The Three-Year Marketing Cycle
Despite the long lifecycle of a typical private equity fund, the private equity marketing cycle is very fast-paced and tends to come in waves of three to five years. Although your top priority may rightly be executing deals or managing your firm, a savvy private equity professional (you know who you are) recognizes the importance of staying current on trends in the fundraising market as well. LPs often have shifting preferences and the private equity landscape can look very different from one fundraise to the other. Changes in the marketing cycle usually fall into two key buckets – the way you present your firm and the ways in which you target LPs across different stages of the market cycle.

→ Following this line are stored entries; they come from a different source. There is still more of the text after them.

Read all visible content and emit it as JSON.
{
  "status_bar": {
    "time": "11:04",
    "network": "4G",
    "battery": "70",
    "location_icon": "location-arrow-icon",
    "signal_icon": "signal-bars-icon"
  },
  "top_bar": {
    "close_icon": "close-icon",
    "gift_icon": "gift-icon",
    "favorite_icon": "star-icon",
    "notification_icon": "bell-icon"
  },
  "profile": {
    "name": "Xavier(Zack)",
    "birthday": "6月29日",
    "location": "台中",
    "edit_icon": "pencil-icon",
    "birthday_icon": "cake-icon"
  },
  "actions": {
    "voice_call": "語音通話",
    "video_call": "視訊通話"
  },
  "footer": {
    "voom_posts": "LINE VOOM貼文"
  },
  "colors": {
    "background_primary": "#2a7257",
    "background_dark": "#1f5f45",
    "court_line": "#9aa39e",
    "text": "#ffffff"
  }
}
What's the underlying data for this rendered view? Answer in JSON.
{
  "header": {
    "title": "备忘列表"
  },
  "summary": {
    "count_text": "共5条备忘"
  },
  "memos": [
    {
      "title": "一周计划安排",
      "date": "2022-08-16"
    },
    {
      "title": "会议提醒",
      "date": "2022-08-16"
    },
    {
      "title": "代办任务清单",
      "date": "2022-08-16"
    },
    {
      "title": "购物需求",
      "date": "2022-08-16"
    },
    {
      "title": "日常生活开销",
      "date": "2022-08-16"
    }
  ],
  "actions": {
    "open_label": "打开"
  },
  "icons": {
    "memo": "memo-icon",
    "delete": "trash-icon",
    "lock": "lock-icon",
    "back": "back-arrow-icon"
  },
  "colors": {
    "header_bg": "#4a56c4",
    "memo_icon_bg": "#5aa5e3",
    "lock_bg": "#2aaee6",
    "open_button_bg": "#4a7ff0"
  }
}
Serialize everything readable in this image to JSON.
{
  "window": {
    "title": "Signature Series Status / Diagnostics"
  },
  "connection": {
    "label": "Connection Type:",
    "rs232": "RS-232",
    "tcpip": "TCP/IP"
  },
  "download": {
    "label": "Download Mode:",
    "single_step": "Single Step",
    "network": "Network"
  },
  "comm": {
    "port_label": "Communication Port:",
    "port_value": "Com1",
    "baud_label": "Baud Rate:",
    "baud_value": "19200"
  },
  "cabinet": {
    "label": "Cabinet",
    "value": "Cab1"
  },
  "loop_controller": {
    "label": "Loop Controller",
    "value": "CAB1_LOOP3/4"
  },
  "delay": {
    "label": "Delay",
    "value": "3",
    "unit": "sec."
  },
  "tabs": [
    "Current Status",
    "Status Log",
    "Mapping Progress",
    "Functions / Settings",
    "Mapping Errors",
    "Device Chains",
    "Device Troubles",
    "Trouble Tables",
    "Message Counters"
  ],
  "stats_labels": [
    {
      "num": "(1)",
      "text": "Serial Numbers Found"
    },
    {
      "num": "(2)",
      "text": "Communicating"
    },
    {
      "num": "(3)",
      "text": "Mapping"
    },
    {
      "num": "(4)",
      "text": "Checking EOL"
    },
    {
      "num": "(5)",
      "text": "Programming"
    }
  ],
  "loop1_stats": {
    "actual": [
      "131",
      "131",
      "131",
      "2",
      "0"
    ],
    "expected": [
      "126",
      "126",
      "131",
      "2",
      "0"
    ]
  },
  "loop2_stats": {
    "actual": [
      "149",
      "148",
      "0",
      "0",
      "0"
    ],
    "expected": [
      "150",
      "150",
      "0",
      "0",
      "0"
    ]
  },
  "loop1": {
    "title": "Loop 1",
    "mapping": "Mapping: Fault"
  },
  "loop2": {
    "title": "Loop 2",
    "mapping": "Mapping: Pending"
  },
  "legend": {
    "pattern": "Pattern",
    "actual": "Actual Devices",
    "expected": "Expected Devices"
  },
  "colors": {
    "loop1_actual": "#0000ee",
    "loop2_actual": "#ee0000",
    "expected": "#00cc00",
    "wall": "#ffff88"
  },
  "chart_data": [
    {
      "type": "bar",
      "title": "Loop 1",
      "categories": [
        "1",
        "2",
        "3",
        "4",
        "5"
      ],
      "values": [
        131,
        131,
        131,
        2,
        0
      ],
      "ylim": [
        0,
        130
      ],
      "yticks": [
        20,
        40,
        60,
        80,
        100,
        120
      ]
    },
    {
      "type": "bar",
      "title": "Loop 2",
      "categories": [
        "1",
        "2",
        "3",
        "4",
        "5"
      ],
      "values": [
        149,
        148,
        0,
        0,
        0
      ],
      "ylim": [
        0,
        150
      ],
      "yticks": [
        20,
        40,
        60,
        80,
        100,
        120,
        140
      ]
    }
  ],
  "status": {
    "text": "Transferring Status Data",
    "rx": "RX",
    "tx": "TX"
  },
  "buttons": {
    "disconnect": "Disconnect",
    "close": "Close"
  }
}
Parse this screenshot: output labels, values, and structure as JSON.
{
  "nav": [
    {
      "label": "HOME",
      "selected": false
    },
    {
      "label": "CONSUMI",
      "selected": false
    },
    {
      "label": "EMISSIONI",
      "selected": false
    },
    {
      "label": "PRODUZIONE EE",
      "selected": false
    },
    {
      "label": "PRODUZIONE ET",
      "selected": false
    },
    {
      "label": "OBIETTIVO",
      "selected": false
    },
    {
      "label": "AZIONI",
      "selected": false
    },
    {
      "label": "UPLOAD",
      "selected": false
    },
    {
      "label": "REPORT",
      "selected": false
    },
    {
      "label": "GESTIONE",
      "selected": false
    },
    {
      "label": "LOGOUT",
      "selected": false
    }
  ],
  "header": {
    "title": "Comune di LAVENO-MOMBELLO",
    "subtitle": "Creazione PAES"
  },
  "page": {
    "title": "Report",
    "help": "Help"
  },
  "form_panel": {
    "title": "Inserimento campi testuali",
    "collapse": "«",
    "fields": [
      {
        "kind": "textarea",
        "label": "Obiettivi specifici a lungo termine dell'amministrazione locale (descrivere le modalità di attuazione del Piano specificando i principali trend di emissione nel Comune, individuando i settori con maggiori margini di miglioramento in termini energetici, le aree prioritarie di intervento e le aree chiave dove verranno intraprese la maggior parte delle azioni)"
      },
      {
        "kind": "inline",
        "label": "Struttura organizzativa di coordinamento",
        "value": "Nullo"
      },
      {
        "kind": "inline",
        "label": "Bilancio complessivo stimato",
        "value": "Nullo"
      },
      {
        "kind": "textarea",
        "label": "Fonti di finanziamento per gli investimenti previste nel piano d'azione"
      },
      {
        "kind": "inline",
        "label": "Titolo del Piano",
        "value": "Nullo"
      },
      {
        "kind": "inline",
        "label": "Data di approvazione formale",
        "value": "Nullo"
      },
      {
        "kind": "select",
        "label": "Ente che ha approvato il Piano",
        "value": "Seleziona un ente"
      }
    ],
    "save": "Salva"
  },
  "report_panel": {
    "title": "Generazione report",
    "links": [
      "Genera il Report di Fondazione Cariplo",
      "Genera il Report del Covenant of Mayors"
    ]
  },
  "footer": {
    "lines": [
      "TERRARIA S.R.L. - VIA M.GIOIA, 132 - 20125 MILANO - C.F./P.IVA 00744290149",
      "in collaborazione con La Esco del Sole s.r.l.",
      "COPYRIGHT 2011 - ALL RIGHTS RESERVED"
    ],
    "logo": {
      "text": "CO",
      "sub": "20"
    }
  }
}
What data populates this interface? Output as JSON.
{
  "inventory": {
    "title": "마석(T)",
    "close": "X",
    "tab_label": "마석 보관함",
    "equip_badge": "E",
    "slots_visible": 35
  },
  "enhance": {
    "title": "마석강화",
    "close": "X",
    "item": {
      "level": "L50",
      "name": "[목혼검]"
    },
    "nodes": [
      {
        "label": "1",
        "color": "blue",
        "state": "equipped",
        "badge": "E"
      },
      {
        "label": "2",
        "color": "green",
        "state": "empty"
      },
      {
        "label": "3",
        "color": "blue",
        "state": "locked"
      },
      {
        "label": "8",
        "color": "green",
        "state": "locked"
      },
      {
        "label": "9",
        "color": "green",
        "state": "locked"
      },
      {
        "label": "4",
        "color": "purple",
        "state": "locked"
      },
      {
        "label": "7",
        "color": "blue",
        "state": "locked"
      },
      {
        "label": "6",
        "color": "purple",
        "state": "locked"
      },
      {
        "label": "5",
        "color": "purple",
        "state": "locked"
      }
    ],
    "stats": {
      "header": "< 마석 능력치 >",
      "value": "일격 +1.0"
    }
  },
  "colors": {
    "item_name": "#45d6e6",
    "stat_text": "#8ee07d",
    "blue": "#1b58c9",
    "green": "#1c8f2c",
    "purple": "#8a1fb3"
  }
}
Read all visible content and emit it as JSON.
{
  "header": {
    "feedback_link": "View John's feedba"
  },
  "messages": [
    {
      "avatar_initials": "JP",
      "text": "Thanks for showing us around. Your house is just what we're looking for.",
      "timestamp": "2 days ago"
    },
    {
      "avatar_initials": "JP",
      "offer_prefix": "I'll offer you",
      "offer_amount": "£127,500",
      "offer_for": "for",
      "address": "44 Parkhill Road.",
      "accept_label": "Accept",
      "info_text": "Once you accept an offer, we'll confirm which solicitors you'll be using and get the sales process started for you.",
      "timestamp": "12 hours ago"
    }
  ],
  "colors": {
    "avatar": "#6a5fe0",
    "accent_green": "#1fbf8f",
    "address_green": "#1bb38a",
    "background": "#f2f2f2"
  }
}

Across the multitude of fundraises that I have managed, a constant struggle that GPs face is getting comfortable with reinventing the way they present themselves to LPs. It is often difficult for a GP to rebrand themselves and reposition their story from one fundraise to the other. This is especially true if the GP has come off of a successful fundraise – GPs are averse to changing a formula that has worked in the past and often don’t see the value in spending time and brainpower to reposition their firm. In that regard, success unfortunately can breed inertia and lead to the diminution of your brand over time. As you think about positioning your firm for success, you want to ensure that you highlight that your firm is state-of-the-art and institutional in keeping up with market trends, shifting LP preferences, etc.
The second area you should remain cognizant of as you prepare for your next fundraise is the stage of the market cycle and its implications on how you target LPs. We like to think of the market in terms of a “fast market” and a “slow market”. A crowded, “fast market” is characterized by high deal volume and quick deployment, which results in GPs coming back to market on an expedited timeline. Due to these dynamics, LPs in turn are willing to underwrite future funds based on a less mature portfolio with a much lower DPI. In these market conditions, your Gap Analysis and delivering sound rationale on pacing and valuations will be the most important factors while engaging LPs. You will be best served by focusing on a smaller, more targeted list and moving with an aggressive timeline. Mindshare is the name of the game here, as LPs are often inundated with GP engagements.
Firms that are always in “marketing mode” and being thoughtful about the marketing cycle will find that they have an advantage over firms that fail to do this in between fundraises. Keep in mind that as LPs are forced to move more quickly, they will naturally gravitate towards GPs that they are more familiar with – if only because they have had the extra time to underwrite them. This is a key factor that many GPs overlook, and as we know every inch can make a difference when it comes to fundraising.